Quick and easy and great to go with a soap or two. I've already made some of these while watching TV at night.

http://www.allparenting.com/my-me-time/articles/971161/crochet-your-own-reusable-face-scrubbies


----------



## Jencat (Jul 10, 2014)

Cool!  Pinned them for when I finally learn to crochet.


----------



## Susie (Jul 10, 2014)

That is a beginner difficulty project...just saying.


----------



## Obsidian (Jul 10, 2014)

Those look really neat but I can't even crochet a straight line let alone a circle.


----------



## Susie (Jul 11, 2014)

Circles are actually easier to make straight.   A tug here or there makes them round again.  Easy to hide tension problems.  Straight lines, OTOH, show every tiny change in tension.  Drives me nuts, as my tension changes depending on how my arthritis is doing at that moment.  This is why I have changed to loom knitting.  Easier to keep even tension when my arthritis is flaring up.


----------



## shunt2011 (Jul 11, 2014)

Very cool, I haven't crocheted in years but might give this a try.
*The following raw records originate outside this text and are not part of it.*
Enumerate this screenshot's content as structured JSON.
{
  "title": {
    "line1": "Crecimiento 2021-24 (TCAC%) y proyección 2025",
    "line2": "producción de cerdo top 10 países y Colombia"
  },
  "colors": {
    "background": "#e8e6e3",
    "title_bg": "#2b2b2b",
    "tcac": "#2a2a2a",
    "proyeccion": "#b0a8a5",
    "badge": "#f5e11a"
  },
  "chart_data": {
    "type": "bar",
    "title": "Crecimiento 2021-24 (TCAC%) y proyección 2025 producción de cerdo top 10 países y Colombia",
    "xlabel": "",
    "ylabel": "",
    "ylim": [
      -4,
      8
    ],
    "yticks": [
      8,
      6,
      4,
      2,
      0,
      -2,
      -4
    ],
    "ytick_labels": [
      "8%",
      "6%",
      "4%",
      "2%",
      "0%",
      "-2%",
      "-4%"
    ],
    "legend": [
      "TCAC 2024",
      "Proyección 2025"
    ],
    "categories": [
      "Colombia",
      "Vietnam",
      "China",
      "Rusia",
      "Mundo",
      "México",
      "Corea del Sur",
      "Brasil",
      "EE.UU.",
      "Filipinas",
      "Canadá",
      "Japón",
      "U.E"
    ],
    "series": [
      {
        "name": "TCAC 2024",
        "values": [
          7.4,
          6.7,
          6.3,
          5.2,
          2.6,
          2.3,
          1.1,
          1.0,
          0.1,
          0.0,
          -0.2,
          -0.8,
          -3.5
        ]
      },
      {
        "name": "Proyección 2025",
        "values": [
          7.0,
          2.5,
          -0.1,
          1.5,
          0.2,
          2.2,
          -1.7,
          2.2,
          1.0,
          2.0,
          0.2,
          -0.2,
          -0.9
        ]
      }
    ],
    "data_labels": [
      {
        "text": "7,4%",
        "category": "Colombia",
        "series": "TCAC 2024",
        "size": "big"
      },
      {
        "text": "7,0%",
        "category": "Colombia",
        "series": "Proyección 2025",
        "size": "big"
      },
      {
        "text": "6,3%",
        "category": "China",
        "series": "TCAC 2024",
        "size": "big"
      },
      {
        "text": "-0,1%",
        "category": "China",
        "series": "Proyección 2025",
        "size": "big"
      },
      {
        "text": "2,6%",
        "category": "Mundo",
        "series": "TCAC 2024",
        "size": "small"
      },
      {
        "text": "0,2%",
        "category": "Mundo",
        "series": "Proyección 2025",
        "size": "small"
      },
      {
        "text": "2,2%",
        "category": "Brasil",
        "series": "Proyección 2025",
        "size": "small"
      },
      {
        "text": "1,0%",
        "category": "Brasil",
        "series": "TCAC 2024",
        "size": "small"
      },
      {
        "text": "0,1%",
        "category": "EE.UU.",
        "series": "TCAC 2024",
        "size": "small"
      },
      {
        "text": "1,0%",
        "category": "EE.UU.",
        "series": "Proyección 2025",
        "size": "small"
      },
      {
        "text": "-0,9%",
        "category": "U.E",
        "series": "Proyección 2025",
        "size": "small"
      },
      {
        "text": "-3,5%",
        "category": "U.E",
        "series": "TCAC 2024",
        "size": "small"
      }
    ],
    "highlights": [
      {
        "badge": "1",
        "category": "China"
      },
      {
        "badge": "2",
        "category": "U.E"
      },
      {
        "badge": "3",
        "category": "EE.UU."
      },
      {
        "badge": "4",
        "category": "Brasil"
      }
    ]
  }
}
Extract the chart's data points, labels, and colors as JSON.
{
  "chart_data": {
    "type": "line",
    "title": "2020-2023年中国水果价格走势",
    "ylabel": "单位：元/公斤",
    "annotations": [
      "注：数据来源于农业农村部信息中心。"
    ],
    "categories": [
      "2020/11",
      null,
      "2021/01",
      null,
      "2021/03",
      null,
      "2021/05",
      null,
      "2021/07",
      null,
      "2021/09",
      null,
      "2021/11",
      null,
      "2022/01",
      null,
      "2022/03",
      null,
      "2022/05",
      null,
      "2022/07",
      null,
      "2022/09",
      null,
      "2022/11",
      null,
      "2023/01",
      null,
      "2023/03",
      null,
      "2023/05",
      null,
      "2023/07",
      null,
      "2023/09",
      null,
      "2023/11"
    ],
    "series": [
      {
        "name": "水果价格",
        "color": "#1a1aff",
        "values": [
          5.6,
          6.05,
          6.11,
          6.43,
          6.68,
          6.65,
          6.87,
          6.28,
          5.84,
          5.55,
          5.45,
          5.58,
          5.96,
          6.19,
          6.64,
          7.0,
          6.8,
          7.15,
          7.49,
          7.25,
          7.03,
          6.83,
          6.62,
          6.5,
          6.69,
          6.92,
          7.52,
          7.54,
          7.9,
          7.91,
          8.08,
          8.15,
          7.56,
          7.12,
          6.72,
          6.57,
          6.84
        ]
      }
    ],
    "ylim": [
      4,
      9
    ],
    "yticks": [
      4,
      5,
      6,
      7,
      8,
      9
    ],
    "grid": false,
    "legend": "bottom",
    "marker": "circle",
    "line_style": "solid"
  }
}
Thanks for sharing.


----------



## grayceworks (Jul 11, 2014)

Thanks! I've been thinking about something like this.


----------



## Khanjari (Jul 16, 2014)

I don't know how to crochet but I think you can use these as coaster too! Just saying!


----------



## Relle (Jul 16, 2014)

I forgot to say , I use Bamboo cotton and they turn out really soft for your face.


----------